2.3 What is quantum entanglement and what has it got to do with all of this? – “Quantum entanglement is the phenomenon whereby a pair of particles are generated in such a way that the individual quantum states of each are indefinite until measured, and the act of measuring one determines the result of measuring the other, even when at a [great] distance from each other.”
If we think of the pair of particles as two real objects apparently ʻseparated by a vast distance of spaceʼ, then the fact that measuring the condition of one instantly determines the condition of the other is indeed very awkward for our ʻideal survivalʼ paradigm – destructively paradoxical in fact. But if we think of the pair of particles and the person doing the measuring as actually being a singular thing – an environment of singularity – a constituent of the singularity of infinitely overlapping environments, then the awkwardness is gone and the quantum paradox resolved.

2.4 This seems to suggest that space is not real? –
On the contrary, space and time – and every ideal object in space and time – are real. Itʼs just that reality is not the actual state of things.

2.5 What is the actual state of things? – In comprehending, we simplify and condense infinitely complex (but singular) environments of understanding into the different ideal objects that we see around us. This comprehending is the be-coming of reality; and itʼs not until a fundamental paradox arises in reality, that our way of comprehending is thrown into question.
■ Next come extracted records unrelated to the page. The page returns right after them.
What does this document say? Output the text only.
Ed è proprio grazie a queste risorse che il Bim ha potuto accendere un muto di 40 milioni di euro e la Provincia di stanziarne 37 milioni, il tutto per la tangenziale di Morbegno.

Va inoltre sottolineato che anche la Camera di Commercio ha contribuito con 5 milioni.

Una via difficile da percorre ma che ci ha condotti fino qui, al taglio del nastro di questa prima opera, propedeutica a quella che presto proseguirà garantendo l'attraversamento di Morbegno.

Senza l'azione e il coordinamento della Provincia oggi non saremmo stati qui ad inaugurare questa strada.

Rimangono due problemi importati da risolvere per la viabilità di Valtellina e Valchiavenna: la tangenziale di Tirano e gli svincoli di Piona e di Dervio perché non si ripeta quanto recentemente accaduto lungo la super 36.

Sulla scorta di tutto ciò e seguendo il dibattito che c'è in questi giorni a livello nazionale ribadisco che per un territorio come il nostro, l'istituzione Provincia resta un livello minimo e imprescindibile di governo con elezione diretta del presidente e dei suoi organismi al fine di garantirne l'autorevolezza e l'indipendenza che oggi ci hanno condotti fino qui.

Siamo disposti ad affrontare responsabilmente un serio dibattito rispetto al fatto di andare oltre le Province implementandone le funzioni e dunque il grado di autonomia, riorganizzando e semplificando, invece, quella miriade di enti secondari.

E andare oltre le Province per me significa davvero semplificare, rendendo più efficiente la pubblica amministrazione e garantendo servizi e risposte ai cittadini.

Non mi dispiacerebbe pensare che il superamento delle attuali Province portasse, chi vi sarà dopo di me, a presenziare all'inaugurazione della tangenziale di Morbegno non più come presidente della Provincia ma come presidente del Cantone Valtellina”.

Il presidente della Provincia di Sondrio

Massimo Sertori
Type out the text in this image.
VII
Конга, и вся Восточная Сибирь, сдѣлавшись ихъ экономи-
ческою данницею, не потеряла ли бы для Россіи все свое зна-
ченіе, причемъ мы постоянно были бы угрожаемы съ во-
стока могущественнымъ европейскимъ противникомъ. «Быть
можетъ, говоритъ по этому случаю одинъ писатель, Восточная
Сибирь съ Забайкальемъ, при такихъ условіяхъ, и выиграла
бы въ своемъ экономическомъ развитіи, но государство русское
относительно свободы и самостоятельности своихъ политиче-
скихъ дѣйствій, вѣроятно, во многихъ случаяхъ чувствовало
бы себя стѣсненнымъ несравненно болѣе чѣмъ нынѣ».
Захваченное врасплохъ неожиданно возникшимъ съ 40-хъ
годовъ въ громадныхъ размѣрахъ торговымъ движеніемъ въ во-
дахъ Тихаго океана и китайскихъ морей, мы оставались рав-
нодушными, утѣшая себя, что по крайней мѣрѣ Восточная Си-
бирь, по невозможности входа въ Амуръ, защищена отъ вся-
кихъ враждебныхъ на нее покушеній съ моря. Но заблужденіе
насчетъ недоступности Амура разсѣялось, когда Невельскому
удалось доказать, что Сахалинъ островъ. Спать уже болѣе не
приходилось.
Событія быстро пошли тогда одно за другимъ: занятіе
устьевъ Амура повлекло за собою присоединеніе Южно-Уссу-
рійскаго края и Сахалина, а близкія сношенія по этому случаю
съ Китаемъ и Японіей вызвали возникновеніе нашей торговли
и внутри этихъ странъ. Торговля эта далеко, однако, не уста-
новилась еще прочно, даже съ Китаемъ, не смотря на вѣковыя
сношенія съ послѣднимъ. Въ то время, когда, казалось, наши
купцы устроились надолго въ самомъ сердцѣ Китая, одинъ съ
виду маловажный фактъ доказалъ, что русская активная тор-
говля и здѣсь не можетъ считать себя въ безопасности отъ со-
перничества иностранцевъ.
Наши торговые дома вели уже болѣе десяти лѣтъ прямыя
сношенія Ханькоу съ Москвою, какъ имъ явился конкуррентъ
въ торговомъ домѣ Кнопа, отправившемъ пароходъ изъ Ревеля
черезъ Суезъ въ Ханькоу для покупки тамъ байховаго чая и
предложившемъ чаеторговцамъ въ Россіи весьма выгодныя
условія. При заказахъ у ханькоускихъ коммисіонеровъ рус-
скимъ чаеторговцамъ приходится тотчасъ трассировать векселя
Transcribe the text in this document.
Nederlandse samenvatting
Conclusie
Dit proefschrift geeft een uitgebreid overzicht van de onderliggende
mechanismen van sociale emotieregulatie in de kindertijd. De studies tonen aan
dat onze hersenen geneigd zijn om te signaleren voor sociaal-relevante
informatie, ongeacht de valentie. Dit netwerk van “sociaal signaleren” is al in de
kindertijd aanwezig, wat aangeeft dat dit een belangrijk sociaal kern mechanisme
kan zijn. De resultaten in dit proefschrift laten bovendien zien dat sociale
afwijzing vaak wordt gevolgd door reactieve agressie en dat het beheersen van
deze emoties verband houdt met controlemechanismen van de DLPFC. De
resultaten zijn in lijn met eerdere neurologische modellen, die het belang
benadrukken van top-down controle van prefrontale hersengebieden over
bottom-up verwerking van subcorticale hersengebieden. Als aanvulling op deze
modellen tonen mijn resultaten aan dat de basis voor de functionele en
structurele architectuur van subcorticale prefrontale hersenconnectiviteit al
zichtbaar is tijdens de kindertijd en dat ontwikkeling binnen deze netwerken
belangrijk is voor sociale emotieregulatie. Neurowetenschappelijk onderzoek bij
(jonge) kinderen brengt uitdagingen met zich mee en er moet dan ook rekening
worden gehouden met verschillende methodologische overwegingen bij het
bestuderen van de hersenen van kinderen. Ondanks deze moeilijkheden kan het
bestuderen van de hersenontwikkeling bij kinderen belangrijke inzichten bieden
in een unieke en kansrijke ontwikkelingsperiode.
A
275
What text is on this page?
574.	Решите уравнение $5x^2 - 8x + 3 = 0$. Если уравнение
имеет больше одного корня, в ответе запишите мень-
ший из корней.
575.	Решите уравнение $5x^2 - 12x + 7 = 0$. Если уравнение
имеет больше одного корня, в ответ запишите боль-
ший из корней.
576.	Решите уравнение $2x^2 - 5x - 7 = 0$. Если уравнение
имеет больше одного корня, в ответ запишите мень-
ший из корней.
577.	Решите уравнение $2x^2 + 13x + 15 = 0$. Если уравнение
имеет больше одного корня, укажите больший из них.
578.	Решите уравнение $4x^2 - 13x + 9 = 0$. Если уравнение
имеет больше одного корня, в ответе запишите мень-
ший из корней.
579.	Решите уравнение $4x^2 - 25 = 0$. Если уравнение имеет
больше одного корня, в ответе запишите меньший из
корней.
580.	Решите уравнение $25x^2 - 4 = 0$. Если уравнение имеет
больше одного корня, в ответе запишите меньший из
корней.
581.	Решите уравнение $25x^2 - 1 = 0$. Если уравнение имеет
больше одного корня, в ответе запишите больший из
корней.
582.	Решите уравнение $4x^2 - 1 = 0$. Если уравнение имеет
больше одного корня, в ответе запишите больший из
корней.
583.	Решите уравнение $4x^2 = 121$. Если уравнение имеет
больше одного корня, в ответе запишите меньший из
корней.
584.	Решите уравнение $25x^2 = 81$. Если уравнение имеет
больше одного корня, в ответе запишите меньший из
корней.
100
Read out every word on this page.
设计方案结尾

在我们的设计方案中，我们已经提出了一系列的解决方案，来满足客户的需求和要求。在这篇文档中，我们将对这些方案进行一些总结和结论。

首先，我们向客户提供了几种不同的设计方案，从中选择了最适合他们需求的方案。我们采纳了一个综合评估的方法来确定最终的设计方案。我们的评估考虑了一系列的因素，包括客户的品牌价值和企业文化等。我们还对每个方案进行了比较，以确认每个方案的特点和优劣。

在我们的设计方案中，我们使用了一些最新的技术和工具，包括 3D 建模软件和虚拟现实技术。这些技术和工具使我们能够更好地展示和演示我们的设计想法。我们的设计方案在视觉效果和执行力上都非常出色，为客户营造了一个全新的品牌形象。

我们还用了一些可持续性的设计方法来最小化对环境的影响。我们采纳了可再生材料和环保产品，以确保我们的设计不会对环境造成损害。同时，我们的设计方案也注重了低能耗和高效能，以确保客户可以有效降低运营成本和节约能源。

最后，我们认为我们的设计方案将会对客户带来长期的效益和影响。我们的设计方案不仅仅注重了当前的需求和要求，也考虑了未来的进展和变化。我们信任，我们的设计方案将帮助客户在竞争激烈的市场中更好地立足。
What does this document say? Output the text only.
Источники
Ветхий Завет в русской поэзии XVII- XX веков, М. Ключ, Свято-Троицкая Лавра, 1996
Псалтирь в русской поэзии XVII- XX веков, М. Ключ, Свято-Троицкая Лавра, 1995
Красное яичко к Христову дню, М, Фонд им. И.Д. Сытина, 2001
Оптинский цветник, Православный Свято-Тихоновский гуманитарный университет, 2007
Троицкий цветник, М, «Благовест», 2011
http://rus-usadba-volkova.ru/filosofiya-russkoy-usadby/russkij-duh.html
The Quantum paradoxes seem to imply that reality is merely our condition of the actual state – the singularity of understanding.

2.6 How can people/environmental artists make use of these things? –
We and every other thing around us are actually environments of understanding. We under-stand each other as the infinite flux of things. Each thing as a constituent of all things – in other words we are one. What this means is that we constitute, and are constituted by, every other environmental thing in the universe. We are the universe – we donʼt just simply live in it. We are this planet Earth – we donʼt just simply live on it. We are the others that surround us – we donʼt just simply live beside them. Moment by moment, you under-stand me and I under-stand you. We are entangled environments of understanding. It is every human being’s right and responsibility to re-create our languages, so that we can speak more slowly, thoughtfully, symbolically with the things around us.


3.0 What is environmantal art? Environmental art – cognitive re-creation with the environment.